Einer der elf Hotspot-Standorte ist die Geseker Volksbank-Filiale in der Bäckstraße. Weitere Standorte sind bei verschiedenen Einzelhändlern in der Innenstadt. "Mithilfe der Stadt Geseke und des Wirtschaftsnetzwerkes konnten wir den ein oder anderen Einzelhändler für unsere Idee begeistern", erklärt Mattiza. "Die Händler stellen uns ihre Internetleitung zur Verfügung. Wir übernehmen dann den Betrieb", fasst Mattiza kurz das Prozedere zusammen. Jeder, der seine Internetleitung zur Verfügung gestellt hat, hat dies zunächst für 24 Monate vertraglich zugesichert. "Danach kann das Unternehmen dann frei entscheiden, ob eine weitere Zusammenarbeit gewünscht ist", so Mattiza. Kosten entstehen dem jeweiligen Unternehmen nicht.

"Wichtig ist: Wir bieten nicht nur den Zugang, sondern kümmern uns auch noch um die Sicherheit bzw. Haftung", so Mattiza weiter. Soll heißen: Da die privaten Anschlüsse der jeweiligen Unternehmen genutzt werden, mussten Fragen zur so genannten Störerhaftung im Vorfeld geklärt werden. "Fragwürdige Seiten werden geblockt, unbekannte Seiten müssen zunächst überprüft werden", verrät Mattiza, wie sein Unternehmen eine größtmögliche Sicherheit gewährleisten möchte. "Bei unserem System handelt es sich um ein intelligentes WLAN, heißt: Durch Seiten, die von Nutzern neu aufgerufen werden, erhöht sich die Zahl der angebotenen und freigegebenen Seiten immer weiter." Auch deshalb sieht Mattiza in dem neu Geschaffenen "ein tolles Projekt für uns alle.

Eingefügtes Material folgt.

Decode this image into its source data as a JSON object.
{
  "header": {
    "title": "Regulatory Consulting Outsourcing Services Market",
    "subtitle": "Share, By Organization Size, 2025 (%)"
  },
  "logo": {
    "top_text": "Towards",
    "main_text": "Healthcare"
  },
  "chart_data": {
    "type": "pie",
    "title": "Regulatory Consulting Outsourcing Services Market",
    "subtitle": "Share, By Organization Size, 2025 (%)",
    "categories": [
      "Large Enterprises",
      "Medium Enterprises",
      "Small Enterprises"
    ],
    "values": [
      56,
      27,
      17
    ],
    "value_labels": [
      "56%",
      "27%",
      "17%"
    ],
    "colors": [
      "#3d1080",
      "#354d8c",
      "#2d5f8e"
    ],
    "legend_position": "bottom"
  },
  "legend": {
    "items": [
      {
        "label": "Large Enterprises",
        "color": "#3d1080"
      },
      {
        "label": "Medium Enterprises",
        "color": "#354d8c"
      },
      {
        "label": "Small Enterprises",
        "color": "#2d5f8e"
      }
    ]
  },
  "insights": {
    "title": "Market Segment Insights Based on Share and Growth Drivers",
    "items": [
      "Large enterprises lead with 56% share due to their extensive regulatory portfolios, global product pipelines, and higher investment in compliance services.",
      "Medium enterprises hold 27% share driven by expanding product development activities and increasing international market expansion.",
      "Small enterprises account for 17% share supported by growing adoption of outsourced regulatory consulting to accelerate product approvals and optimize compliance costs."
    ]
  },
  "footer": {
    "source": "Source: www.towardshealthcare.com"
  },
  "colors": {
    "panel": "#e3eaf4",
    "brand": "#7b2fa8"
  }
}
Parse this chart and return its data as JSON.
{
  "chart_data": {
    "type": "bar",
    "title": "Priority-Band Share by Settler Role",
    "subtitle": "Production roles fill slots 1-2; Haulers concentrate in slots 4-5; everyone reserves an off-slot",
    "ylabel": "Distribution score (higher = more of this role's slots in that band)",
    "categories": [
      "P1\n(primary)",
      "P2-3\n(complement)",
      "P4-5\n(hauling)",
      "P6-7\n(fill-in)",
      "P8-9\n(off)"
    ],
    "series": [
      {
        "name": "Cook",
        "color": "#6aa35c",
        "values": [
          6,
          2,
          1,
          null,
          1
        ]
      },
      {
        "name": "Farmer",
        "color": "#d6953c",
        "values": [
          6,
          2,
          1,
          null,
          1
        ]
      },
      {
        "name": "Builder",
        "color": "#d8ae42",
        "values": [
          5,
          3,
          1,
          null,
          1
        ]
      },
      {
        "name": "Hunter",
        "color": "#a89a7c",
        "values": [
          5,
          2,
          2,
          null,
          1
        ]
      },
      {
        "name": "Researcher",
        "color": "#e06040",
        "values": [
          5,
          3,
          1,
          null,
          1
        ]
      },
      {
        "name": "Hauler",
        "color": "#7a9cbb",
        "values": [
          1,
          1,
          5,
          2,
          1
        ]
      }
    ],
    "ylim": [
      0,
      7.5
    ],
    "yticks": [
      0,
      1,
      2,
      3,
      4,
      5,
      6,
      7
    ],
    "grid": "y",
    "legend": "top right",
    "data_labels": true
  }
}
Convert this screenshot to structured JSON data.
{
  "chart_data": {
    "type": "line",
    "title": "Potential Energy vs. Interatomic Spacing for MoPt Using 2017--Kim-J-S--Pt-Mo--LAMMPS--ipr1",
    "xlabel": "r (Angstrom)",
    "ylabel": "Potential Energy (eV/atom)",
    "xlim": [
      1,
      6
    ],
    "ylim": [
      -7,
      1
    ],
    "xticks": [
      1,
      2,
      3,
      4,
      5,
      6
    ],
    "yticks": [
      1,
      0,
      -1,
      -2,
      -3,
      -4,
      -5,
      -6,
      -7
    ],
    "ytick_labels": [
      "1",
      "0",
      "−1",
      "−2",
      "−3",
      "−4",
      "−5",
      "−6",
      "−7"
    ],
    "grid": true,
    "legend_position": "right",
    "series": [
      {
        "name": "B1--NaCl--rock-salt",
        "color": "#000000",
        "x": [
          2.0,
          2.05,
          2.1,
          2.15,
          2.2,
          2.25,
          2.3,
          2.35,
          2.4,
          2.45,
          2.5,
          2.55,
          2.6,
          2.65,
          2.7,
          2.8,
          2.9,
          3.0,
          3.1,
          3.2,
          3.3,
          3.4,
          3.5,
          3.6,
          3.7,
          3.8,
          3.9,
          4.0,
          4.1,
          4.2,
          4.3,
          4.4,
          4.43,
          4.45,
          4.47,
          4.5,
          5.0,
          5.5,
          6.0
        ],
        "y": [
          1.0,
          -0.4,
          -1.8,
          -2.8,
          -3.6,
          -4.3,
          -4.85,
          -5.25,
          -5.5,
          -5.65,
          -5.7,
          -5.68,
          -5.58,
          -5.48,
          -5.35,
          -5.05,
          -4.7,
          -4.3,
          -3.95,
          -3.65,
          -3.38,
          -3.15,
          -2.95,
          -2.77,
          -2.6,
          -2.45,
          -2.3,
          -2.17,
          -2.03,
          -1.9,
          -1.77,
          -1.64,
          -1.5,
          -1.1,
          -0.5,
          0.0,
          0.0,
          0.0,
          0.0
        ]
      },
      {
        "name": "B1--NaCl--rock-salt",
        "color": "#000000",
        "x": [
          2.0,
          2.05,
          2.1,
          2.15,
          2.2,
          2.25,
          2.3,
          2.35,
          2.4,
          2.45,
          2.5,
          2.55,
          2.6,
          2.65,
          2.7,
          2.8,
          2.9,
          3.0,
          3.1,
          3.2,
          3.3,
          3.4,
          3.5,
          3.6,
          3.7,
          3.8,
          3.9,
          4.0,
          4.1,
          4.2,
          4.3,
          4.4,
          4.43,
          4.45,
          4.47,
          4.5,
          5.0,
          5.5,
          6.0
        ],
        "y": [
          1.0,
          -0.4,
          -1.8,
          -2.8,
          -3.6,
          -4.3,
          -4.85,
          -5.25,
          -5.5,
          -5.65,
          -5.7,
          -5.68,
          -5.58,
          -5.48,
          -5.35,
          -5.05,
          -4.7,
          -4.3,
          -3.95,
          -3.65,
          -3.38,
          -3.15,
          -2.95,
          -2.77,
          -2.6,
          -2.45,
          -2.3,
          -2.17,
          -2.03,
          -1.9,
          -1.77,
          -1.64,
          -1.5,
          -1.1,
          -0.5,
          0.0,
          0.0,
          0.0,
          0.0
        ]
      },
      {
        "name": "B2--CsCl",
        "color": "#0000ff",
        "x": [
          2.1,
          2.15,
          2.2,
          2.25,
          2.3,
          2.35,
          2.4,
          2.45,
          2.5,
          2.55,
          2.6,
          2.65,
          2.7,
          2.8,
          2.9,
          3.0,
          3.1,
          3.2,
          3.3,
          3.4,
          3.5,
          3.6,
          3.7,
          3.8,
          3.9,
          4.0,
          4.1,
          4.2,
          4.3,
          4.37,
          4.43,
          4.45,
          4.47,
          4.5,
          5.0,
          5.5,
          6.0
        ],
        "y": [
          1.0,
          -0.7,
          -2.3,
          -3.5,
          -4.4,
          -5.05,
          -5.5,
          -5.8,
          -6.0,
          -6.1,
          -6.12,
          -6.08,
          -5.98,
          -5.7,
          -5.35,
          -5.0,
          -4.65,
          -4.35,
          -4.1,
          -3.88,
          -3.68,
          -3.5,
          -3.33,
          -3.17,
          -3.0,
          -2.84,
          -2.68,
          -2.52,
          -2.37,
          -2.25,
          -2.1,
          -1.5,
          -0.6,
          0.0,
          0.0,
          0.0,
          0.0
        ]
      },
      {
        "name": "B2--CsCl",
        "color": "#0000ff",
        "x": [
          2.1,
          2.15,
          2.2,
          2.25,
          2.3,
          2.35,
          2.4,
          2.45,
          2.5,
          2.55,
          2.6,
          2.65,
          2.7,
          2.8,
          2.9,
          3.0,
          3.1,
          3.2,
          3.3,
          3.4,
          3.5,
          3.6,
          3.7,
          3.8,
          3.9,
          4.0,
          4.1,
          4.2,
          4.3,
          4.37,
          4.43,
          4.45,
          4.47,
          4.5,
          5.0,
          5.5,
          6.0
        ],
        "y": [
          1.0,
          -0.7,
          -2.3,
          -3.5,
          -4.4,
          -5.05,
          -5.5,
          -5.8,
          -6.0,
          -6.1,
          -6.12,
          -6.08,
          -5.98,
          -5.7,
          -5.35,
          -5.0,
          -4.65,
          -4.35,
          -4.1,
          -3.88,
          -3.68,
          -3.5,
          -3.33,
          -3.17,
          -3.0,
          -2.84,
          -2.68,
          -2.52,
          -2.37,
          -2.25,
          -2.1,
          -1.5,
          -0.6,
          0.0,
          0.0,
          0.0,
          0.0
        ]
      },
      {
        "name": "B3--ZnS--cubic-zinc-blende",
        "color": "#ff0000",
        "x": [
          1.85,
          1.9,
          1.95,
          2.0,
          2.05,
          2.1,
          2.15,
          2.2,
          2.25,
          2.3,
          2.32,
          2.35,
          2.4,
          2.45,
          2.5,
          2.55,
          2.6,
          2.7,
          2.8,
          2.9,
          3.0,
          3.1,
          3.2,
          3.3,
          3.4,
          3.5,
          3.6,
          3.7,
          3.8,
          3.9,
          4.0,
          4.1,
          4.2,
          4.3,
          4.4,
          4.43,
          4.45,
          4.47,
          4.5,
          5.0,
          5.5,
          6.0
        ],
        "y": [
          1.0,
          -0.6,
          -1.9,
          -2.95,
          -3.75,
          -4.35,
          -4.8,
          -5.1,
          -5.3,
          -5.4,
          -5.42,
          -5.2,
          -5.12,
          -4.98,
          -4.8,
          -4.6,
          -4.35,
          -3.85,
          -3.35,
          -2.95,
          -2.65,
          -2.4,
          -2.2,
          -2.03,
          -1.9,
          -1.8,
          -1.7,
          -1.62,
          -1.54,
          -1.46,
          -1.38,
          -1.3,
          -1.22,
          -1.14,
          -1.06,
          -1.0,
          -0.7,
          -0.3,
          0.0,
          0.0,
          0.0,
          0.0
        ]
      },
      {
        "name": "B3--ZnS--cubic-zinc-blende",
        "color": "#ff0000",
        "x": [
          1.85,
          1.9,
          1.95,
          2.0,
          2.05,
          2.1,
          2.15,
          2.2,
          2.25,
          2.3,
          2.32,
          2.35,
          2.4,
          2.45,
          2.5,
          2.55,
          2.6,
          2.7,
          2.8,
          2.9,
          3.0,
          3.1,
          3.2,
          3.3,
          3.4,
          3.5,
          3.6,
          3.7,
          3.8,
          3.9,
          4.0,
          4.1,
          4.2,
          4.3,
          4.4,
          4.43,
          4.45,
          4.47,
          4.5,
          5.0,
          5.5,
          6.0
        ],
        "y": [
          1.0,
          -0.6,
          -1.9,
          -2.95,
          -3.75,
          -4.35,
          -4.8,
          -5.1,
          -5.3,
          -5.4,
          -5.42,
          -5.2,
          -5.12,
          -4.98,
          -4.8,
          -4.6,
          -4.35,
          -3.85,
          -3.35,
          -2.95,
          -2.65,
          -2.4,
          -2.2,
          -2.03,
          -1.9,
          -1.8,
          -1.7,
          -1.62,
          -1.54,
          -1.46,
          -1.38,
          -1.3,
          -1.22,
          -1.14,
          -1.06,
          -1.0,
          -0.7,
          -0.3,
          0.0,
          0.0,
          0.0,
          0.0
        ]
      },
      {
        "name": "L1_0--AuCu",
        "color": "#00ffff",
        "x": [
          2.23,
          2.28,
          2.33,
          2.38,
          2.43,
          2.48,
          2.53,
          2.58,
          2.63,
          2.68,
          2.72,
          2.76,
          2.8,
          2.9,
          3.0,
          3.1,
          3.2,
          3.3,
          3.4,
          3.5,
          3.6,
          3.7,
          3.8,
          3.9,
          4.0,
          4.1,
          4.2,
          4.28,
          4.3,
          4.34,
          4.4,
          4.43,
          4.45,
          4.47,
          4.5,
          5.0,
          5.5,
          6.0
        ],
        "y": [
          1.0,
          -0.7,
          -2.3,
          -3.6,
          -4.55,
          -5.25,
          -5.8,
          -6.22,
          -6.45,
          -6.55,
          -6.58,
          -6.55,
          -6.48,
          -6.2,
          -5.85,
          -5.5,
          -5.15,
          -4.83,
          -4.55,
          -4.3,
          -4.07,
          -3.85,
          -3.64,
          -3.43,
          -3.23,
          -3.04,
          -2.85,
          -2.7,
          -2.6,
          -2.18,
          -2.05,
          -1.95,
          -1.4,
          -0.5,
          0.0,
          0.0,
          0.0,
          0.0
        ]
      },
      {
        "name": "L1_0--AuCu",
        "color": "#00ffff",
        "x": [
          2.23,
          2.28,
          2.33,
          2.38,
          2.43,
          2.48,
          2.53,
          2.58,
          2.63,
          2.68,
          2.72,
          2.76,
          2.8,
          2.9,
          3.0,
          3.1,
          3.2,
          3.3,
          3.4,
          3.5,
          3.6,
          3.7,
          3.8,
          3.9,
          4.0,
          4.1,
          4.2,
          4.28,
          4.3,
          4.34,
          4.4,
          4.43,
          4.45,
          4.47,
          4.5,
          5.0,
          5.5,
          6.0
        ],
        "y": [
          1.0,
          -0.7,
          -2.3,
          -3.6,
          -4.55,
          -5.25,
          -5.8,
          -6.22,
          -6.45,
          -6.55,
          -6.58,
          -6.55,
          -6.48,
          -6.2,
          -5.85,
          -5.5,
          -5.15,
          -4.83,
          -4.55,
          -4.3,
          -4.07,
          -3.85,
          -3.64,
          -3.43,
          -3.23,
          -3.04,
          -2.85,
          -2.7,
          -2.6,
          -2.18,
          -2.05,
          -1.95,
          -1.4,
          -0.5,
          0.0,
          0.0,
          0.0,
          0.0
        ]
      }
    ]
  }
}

Dank der Schirmherrschaft und Vorreiterrolle der Volksbank konnten wir eine Plattform erarbeiten, von der alle profitieren werden."

"Wir lösen mit diesem Angebot ein zutiefst deutsches Problem", freut sich auch Gesekes Bürgermeister Dr. Remco van der Velden. "Unsere Nachbarländer sind uns hier um viele Jahre voraus und kennen Worte wie Störerhaftung gar nicht", urteilt Gesekes Stadtoberhaupt. "Fährt man über die Grenze, z.B. in die Niederlande oder nach Frankreich, gibt es dort schon in jedem noch so kleinen Ort freies WLAN." Umso wichtiger also, dass Geseke nun nachzieht. "Ich finde, hier ist eine pfiffige Lösung entwickelt worden. Wir als Stadt haben daher gerne dabei geholfen, verschiedene Kontakte herzustellen", so van der Velden. Mit dem neu eingerichteten WLAN-Netz sieht van der Velden auch den heimischen Einzelhandel besser aufgestellt. "Letztlich geht es doch darum, dem Kunden die stationäre Einkaufserfahrung so positiv wie möglich zu machen. Da ist ein freies WLAN-Angebot ein weiterer Faktor", erklärt der Bürgermeister.

Neben einem gewissen Werbeeffekt sieht die Volksbank vor allem einen Imagegewinn im Sponsoring der Aktion: "Wir wollen uns als Bank in der digitalen Welt lokal engagieren", fasst Volksbank-Vorstand Stefan Hoffmann zusammen.